AI Predicts Location of Proteins in Human Cells

Introduction to Protein Localization

A protein located in the wrong part of a cell can contribute to several diseases, such as Alzheimer’s, cystic fibrosis, and cancer. But there are about 70,000 different proteins and protein variants in a single human cell, and since scientists can typically only test for a handful in one experiment, it is extremely costly and time-consuming to identify proteins’ locations manually.

The Challenge of Protein Localization

One of the largest datasets for protein localization is the Human Protein Atlas, which catalogs the subcellular behavior of over 13,000 proteins in more than 40 cell lines. However, this dataset has only explored about 0.25 percent of all possible pairings of all proteins and cell lines within the database. This means that there is still a lot to be discovered about protein localization.

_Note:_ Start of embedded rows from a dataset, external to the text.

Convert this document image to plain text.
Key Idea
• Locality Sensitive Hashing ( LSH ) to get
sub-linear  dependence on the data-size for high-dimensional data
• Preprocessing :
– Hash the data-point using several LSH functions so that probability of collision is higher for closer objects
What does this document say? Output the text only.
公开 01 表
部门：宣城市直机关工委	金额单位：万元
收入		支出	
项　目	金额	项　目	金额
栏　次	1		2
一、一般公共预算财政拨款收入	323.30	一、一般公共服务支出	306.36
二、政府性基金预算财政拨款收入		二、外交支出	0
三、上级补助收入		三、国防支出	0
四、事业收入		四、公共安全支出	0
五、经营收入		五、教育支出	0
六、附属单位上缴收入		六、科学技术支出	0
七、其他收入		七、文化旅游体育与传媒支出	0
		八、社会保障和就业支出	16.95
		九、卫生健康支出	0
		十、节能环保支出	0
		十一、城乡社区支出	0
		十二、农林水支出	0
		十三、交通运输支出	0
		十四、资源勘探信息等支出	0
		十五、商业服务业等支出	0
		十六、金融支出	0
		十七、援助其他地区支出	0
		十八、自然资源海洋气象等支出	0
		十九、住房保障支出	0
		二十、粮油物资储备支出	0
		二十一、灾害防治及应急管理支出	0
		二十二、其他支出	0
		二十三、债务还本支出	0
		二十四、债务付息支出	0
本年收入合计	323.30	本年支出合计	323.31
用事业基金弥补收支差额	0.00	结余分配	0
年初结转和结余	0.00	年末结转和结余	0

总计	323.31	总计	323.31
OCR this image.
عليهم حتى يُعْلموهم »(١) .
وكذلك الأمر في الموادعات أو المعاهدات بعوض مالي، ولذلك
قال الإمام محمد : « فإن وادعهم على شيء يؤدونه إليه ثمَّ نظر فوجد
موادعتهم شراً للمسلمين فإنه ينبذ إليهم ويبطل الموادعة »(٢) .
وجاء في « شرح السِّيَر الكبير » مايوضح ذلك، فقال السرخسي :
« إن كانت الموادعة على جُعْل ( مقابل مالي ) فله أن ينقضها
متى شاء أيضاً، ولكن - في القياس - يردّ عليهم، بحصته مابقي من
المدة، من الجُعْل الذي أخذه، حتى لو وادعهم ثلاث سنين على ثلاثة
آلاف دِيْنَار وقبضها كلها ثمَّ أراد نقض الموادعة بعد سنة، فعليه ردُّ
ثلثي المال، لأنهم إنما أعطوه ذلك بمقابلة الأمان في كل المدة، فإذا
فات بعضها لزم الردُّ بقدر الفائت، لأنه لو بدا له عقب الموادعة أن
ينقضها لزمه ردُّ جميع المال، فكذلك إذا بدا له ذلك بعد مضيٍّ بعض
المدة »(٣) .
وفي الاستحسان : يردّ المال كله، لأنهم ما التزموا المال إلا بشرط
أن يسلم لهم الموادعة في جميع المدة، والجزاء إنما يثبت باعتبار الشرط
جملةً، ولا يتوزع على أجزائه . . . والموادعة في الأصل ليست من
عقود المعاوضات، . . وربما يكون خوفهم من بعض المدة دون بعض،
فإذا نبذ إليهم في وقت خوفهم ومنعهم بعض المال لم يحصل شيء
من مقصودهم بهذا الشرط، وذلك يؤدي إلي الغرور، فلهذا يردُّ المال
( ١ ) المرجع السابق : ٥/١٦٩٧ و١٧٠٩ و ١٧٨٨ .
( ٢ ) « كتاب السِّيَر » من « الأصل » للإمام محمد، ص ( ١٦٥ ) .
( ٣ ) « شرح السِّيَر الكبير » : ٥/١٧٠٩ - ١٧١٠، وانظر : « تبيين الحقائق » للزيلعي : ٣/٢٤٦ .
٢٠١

A New Computational Approach

Now, researchers from MIT, Harvard University, and the Broad Institute of MIT and Harvard have developed a new computational approach that can efficiently explore the remaining uncharted space. Their method can predict the location of any protein in any human cell line, even when both protein and cell have never been tested before. This technique goes one step further than many AI-based methods by localizing a protein at the single-cell level, rather than as an averaged estimate across all the cells of a specific type.

How the Technique Works

The researchers combined a protein language model with a special type of computer vision model to capture rich details about a protein and cell. The user inputs the sequence of amino acids that form the protein and three cell stain images — one for the nucleus, one for the microtubules, and one for the endoplasmic reticulum. Then, the model does the rest, outputting an image of a cell with a highlighted portion indicating the model’s prediction of where the protein is located.

Collaborating Models

The technique, called PUPS, utilizes a two-part method for prediction of unseen proteins’ subcellular location. The first part uses a protein sequence model to capture the localization-determining properties of a protein and its 3D structure based on the chain of amino acids that forms it. The second part incorporates an image inpainting model, which is designed to fill in missing parts of an image. This computer vision model looks at three stained images of a cell to gather information about the state of that cell, such as its type, individual features, and whether it is under stress.

A Deeper Understanding

The researchers employed a few tricks during the training process to teach PUPS how to combine information from each model in such a way that it can make an educated guess on the protein’s location, even if it hasn’t seen that protein before. For instance, they assign the model a secondary task during training: to explicitly name the compartment of localization, like the cell nucleus. This extra step was found to help the model learn more effectively.

Potential Applications

PUPS can even understand, on its own, how different parts of a protein’s sequence contribute separately to its overall localization. Because PUPS can generalize to unseen proteins, it can capture changes in localization driven by unique protein mutations that aren’t included in the Human Protein Atlas. This technique could help researchers and clinicians more efficiently diagnose diseases or identify drug targets, while also enabling biologists to better understand how complex biological processes are related to protein localization.

Conclusion

In conclusion, the new computational approach developed by researchers from MIT, Harvard University, and the Broad Institute of MIT and Harvard has the potential to revolutionize the field of protein localization. By predicting the location of any protein in any human cell line, this technique can help researchers and clinicians better understand the underlying causes of diseases and develop more effective treatments.

FAQs

Q: What is protein localization?
A: Protein localization refers to the process of determining where a protein is located within a cell.
Q: Why is protein localization important?
A: Protein localization is important because it can help researchers and clinicians understand the underlying causes of diseases and develop more effective treatments.
Q: What is the Human Protein Atlas?
A: The Human Protein Atlas is a dataset that catalogs the subcellular behavior of over 13,000 proteins in more than 40 cell lines.
Q: How does the new computational approach work?
A: The new computational approach uses a combination of a protein language model and a computer vision model to predict the location of a protein within a cell.
Q: What are the potential applications of this technique?
A: The potential applications of this technique include helping researchers and clinicians diagnose diseases, identify drug targets, and understand complex biological processes.